The differences between our king, Jesus Christ, and the kings of old are many. Our king did not live in a bubble, surrounded by courtiers and sycophants and removed from the people. Rather, he lived and moved amongst them, living as they did, simply and poorly. His courtiers were not aristocrats and wealthy noblemen but simple people, tax collectors and prostitutes. He experienced hunger and thirst, sickness and nakedness. He was a prisoner himself. The image we have of our king is the good shepherd, not the autocrat, and our king truly did smell like his sheep.

 

And whenever he encountered someone who was suffering, he first healed them, then redeemed them. He took care of their physical needs first; then he showed them the way to eternal life. By lifting them up out of their misery he freed them to be able to accept him as their Lord and savior. He never imposed his will upon them, even though he had the power and authority to do so, he simply called them to discipleship. To our king, absolute power manifests itself in compassion and mercy.

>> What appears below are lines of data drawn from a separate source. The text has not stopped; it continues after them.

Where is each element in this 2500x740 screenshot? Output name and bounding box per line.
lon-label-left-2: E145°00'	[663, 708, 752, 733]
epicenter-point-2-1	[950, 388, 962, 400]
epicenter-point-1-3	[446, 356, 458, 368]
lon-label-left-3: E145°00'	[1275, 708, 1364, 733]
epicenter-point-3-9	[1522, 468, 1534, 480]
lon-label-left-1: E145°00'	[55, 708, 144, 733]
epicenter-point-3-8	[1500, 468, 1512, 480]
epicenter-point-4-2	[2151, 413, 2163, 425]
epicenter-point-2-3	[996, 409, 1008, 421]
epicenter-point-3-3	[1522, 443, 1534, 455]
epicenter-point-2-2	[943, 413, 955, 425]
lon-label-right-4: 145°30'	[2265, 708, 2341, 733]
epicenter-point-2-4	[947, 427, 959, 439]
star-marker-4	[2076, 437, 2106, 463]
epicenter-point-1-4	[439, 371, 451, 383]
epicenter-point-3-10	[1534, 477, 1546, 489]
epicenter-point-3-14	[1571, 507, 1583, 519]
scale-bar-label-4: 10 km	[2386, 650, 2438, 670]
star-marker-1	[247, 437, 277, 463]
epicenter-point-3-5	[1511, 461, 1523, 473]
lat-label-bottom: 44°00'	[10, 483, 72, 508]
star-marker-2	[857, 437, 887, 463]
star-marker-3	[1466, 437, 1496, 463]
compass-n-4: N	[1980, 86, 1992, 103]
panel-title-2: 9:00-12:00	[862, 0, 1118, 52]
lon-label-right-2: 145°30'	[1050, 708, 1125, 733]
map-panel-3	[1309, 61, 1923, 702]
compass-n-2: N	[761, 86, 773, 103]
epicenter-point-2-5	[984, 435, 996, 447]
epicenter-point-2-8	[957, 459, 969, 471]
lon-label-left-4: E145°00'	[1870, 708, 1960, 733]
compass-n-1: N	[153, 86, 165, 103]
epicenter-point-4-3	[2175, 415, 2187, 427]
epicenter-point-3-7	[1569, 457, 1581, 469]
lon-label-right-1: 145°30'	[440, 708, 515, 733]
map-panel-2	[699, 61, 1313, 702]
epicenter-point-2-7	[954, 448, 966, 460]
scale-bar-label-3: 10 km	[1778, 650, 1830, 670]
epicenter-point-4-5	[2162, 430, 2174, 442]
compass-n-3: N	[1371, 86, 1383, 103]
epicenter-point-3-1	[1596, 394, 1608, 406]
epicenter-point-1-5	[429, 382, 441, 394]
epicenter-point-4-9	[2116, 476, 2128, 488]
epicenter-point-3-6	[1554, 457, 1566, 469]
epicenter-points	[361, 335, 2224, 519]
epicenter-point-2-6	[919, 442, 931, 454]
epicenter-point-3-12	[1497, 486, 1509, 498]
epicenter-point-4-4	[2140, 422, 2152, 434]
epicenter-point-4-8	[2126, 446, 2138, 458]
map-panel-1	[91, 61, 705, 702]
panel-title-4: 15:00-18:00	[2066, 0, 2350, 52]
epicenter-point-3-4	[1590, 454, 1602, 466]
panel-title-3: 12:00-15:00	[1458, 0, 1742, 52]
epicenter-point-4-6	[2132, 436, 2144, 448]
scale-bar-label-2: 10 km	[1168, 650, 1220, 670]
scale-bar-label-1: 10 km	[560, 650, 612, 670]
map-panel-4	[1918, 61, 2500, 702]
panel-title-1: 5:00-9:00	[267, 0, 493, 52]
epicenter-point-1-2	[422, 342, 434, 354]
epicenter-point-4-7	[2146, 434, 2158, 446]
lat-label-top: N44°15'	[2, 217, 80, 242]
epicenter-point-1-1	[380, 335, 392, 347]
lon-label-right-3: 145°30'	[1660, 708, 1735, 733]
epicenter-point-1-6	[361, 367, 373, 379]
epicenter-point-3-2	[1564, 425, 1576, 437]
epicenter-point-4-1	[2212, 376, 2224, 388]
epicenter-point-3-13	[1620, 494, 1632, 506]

That is the example he left us, and it is by that example we will ultimately be judged.

 

It’s easy for us to make excuses for our responsibility to our fellow human beings. It is easy to delegate it to the state, or to someone else but ourselves. We too often live in our own bubbles, concerned mostly about ourselves, or our immediate families and group of friends. What has always bothered me about this gospel passage is that the people whom the king judges harshly are not bad people. They are not going out and oppressing people to cause their hunger or thirst, nakedness or imprisonment. And it doesn’t even matter that they are unaware of their neglect. In fact, that makes it worse. It is the sins of omission that are judged the most harshly. Ignorance is not an excuse. Apathy is the worst sin. To our king and judge in this passage, your intent and motivation is not important. Did you help others or not?

 

In these days of pandemic we are becoming even more and more isolated from one another. We are living in artificial bubbles, some of our own creation and some imposed upon us. At times like these it is easy and natural to focus on our own situations and not upon those of others. If we don’t see it on the news or on the internet or social media it isn’t real to us. We jump from crisis to crisis and so are unaware or ignore the fact that so many people are hurting and need our compassion, prayers, and assistance. And so many times it is we ourselves who require that. Yes, we are all hurting, but we must not allow that to be an excuse or reason to not reach out to others. Jesus didn’t give any exemptions to loving our neighbor as ourselves, he just said to do it.

 

The monarchs of the Middle Ages claimed the Divine Right of Kings from God, and their absolute power led to horrible suffering for their people. Jesus actually is the Divine King, and his absolute power has freed us from sin and eternal death. He has absolute power and authority, yet he submitted his will to that of his Father. He asks us to do the same. He asks us to show compassion and mercy to everyone we meet, just as he does. He holds us up to the same standard that he held himself to. And just as his submission to the will of God led to his glorification, so will our submission lead to ours.